Capello risks all on Barry by omitting Parker and Huddlestone
Fabio Capello has pinned all his hopes on Gareth Barry regaining full fitness after the England manger left out Tom Huddlestone and Scott Parker from the World Cup squad.
It’s no secret that Capello is a fan of the Manchester City midfielder – he’s started 19 of the Italian’s 23 games in charge – but the boss’s desire to have him in the starting XI has been made clear with only Michael Carrick travelling as a like-for-like alternative.
Huddlestone apparently suffered the same fate as Leighton Baines and Theo Walcott, by being given minutes on the pitch to stake a claim for the spot only to prove to Capello he was not up to the job.

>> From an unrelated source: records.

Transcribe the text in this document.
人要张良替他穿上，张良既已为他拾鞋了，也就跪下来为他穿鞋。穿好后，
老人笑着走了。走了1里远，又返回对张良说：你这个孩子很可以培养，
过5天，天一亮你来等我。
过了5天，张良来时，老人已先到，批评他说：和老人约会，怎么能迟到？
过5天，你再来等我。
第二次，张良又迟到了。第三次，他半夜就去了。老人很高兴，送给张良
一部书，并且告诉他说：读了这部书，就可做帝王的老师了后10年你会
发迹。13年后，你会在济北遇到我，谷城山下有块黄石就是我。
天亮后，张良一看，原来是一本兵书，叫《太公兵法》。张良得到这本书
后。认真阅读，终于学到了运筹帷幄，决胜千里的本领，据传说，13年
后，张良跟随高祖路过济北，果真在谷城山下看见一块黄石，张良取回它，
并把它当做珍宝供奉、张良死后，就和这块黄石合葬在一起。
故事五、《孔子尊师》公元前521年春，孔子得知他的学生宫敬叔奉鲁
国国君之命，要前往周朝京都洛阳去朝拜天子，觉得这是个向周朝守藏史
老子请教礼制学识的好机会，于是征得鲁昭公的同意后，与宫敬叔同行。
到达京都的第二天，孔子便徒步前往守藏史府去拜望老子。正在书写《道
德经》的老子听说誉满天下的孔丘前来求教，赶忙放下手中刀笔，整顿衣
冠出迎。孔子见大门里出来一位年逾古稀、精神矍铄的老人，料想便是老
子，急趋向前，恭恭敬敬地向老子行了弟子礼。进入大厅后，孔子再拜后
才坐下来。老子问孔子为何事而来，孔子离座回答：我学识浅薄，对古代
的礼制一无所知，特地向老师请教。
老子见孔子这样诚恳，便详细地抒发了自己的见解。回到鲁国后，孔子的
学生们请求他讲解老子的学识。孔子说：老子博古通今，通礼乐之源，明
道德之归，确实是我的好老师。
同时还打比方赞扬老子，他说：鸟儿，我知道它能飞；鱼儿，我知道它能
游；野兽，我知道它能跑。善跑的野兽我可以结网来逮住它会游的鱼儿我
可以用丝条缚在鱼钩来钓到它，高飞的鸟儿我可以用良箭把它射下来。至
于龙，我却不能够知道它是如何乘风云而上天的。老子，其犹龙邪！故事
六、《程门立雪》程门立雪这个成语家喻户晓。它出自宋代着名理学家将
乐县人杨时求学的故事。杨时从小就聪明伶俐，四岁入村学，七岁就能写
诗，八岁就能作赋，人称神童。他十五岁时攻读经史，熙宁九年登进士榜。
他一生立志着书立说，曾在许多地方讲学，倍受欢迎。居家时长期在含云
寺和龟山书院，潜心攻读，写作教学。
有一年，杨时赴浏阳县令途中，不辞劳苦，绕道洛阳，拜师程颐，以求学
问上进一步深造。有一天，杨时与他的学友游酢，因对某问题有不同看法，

Conversely, Scott Parker didn’t play once, leading Harry Redknapp to today claim that West Ham’s player of the season was made to feel “like a ghost” during the England camp, despite impressive displays in training.
So Capello desperately wants Barry in there, but should he not be fit for the opening game against the USA, as expected, then the manager will have to resort to Plan B.

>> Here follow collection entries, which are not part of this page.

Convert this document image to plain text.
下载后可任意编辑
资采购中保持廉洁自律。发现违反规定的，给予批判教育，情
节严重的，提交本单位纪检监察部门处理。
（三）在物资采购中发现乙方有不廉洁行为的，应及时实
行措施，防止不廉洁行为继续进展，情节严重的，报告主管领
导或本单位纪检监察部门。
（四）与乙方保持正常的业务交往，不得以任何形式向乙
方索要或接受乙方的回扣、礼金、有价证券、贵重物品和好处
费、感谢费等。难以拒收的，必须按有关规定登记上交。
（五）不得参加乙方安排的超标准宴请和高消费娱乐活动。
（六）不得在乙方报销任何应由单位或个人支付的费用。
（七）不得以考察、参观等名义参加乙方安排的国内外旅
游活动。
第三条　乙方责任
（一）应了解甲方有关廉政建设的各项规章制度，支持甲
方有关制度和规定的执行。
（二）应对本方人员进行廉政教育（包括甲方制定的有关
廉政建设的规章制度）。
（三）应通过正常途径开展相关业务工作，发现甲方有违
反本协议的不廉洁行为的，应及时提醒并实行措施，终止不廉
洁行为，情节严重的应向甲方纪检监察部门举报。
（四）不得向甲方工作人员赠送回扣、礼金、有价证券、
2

Michael Carrick is the obvious choice, but he is low in confidence following a season that nose-dived dramatically. He hasn’t started for Manchester United since a weak showing against Bayern Munich and his performance against Mexico reminded people of his liability to disappear during games.
The argument over whether Gerrard and Lampard could play in the centre together has also resurfaced. Could they take it in turns to sit and hold, while the other one bombs forward?
Euro 2004 was England’s most goal-productive tournament in recent years and it saw Gerrard and Lampard start together. Lampard got three goals, while Gerrard scored one.
Paul Scholes was also in the side then though, again showing the need for a midfield fulcrum. Neither of those two is naturally suited to such a job.
The Mexico game proposed that James Milner could play there, but his below-par performance offered little real hope, and it would seem unwise to force the player into an unaccustomed destructive role in his first international tournament.
Ledley King has played well there for Spurs but looked ill at ease for England, while versatile Jamie Carragher would surely be too much of a wild card.
All these ill-fitting choices show that Barry’s loss would be a major blow to England’s defensive stability as well as their freedom to attack. And even when he is fit, will he be instantly match sharp? With a lack of alternatives, maybe England’s chances at the World Cup should be readdressed.